この議論は、第二次世界大戦においてのインドにおける英国植民地支配と日本の朝鮮半島・東南アジア支配及びその後の政治体制構築に触れた上で(シンガポールに行ったときに散々日本の支配と侵略の歴史に触れた身としては、経験が理論になったという部分が大きい)、第二次世界大戦がMulti -Vocalな戦争であったと結論づく。
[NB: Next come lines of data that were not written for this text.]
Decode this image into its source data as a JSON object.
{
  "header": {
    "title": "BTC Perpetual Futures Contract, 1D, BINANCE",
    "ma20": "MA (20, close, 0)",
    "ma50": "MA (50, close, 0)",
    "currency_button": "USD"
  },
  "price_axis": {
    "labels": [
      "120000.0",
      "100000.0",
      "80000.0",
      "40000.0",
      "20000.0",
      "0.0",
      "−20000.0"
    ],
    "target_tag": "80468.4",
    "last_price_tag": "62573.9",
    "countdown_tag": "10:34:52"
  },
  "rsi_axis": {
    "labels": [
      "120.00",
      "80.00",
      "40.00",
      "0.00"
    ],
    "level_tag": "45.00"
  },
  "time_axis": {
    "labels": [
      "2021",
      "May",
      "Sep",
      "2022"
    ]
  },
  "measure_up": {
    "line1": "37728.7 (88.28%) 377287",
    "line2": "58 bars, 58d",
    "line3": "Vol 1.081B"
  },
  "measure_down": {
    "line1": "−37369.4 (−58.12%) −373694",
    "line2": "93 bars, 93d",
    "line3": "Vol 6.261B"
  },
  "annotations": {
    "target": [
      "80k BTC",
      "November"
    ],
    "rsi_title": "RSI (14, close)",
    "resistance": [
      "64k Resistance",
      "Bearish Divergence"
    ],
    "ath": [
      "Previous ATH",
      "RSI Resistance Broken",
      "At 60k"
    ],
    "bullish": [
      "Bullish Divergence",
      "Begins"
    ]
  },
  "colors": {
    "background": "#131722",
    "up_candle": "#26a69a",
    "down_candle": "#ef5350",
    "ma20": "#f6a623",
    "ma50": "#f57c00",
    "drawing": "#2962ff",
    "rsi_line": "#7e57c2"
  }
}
[注:ここから私の意見] 少し話は逸れるが、高校にいたとき、私が海外大学進学を決めた一つの理由が高校の調査研究活動みたいなプロジェクトにあった。理系の人たちが実験計画を立ててやっているのに比べて、社会科学の我々の研究は小さめのものに見えていたけれど、私は世界史のコースに属して「視点が変われば世界が変わる」をモットーに、世界史の見直しみたいなことをやっていた。そのコース小さな小さな卒論みたいなので、私はアジア・ヨーロッパ諸国の教科書比較をやった。その時も普通に面白かったし好きだったけれど、今思えば、これは世界史というよりは比較政治学であり、国際関係論の脱ヨーロッパ中心主義を図る活動だったんだな、と思う。今私が同じ内容で論文を書けと言われたら、各々の教科書を例にとって、この論文をその理論的バックアップとして使うと言ったら説明できるだろうか。高校生の時にもっともっと勉強しておけば、きっともっと早くここに辿り着いたんだろうな、と思うと、それだけがもったいなくて仕方がない。[注:ここまで私の意見]

結論:

結論として、筆者はReaslimの本来の姿にたちかえる。今政治学もしくは国際政治学をやっている人でIRの中のRealismといえば、大国のパワーバランス、アナーキーな国際社会、ゼローサムゲーム、くらいだと思うけれど、同時に安全保障理論が思考の対象とするものと大幅に重複する部分がある。本来Realism familyというのはその対象をより広く持ったものであり、そこにたちかえるのが一つ解法となるのではないか?と締める。

国際関係論におけるヨーロッパ中心主義というのはすこぶる語られた理論だけれど、その中の具体例として日本が出てきたところ、かつそれがいわゆる'Backwardness'に属するところが面白いな、と思ったのだった。